A bidirectional multilayer contrastive adaptation network with anatomical structure preservation for unpaired cross-modality medical image segmentation

Abstract

Multi-modal medical image segmentation has achieved great success through supervised deep learning networks. However, because of domain shift and limited annotation information, unpaired cross-modality segmentation tasks are still challenging. The unsupervised domain adaptation (UDA) methods can alleviate the segmentation degradation of cross-modality segmentation by knowledge transfer between different domains, but current methods still suffer from the problems of model collapse, adversarial training instability, and mismatch of anatomical structures. To tackle these issues, we propose a bidirectional multilayer contrastive adaptation network (BMCAN) for unpaired cross-modality segmentation.
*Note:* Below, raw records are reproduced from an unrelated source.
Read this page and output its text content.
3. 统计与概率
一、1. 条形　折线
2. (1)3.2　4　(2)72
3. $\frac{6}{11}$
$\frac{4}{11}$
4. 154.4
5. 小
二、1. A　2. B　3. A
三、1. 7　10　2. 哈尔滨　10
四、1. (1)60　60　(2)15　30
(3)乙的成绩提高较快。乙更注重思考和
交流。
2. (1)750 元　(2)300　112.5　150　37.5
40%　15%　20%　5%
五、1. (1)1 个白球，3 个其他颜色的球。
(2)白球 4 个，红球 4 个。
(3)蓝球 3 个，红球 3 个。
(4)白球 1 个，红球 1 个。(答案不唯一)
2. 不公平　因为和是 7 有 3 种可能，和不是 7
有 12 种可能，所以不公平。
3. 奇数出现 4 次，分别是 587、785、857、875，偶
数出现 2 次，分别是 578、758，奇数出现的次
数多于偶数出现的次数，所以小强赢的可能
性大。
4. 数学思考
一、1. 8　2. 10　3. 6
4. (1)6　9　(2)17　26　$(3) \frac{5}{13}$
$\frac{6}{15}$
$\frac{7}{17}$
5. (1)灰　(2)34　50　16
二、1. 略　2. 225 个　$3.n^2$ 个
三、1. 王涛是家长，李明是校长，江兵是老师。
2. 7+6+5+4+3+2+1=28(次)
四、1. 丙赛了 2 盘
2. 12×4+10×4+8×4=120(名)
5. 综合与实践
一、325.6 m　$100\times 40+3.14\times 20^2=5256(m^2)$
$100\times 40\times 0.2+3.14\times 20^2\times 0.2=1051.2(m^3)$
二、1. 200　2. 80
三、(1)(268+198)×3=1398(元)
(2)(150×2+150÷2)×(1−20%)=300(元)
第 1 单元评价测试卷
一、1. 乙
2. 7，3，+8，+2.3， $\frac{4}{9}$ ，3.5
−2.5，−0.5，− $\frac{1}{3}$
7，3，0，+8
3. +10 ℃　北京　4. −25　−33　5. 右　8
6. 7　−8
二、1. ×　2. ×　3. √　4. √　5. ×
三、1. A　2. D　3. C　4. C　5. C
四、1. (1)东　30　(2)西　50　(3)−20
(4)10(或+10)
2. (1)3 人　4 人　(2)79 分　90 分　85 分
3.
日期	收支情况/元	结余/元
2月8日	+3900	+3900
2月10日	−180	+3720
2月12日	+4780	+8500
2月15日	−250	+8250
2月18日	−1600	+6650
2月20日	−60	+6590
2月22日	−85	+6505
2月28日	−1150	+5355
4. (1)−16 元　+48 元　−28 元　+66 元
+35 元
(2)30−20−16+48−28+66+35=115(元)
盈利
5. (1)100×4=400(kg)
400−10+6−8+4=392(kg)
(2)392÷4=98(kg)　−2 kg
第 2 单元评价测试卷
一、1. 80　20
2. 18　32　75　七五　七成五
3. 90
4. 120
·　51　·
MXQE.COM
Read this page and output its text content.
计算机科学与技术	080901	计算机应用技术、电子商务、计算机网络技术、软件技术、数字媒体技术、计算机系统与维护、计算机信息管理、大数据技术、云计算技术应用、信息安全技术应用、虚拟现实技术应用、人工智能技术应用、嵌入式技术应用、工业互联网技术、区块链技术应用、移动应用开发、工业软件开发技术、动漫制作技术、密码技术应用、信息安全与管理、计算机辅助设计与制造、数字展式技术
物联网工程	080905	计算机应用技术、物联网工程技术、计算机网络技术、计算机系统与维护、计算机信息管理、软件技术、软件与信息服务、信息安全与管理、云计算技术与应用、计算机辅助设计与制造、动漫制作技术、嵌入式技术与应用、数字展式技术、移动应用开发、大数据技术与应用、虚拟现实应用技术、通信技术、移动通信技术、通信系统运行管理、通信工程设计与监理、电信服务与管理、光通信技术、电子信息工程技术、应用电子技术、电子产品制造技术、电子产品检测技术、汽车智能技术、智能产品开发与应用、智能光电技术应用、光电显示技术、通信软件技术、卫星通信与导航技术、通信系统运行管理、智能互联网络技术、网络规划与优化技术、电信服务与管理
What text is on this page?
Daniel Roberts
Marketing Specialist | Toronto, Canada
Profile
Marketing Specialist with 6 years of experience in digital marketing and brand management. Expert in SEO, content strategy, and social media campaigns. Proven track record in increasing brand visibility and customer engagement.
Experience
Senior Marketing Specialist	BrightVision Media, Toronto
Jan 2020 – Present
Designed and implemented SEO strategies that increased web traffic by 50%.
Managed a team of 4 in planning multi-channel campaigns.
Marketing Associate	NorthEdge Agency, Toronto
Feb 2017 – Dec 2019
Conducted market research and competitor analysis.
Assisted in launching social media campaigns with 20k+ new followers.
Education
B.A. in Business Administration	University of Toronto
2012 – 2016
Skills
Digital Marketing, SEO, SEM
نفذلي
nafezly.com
The shared encoder is first adopted for learning modality-invariant encoding representations in image synthesis and segmentation simultaneously. Secondly, to retain the anatomical structure consistency in cross-modality image synthesis, we present a structure-constrained cross-modality image translation approach for image alignment. Thirdly, we construct a bidirectional multilayer contrastive learning approach to preserve the anatomical structures and enhance encoding representations, which utilizes two groups of domain-specific multilayer perceptron (MLP) networks to learn modality-specific features. Finally, a semantic information adversarial learning approach is designed to learn structural similarities of semantic outputs for output space alignment. Our proposed method was tested on three different cross-modality segmentation tasks: brain tissue, brain tumor, and cardiac substructure segmentation. Compared with other UDA methods, experimental results show that our proposed BMCAN achieves state-of-the-art segmentation performance on the above three tasks, and it has fewer training components and better feature representations for overcoming overfitting and domain shift problems. Our proposed method can efficiently reduce the annotation burden of radiologists in cross-modality image analysis.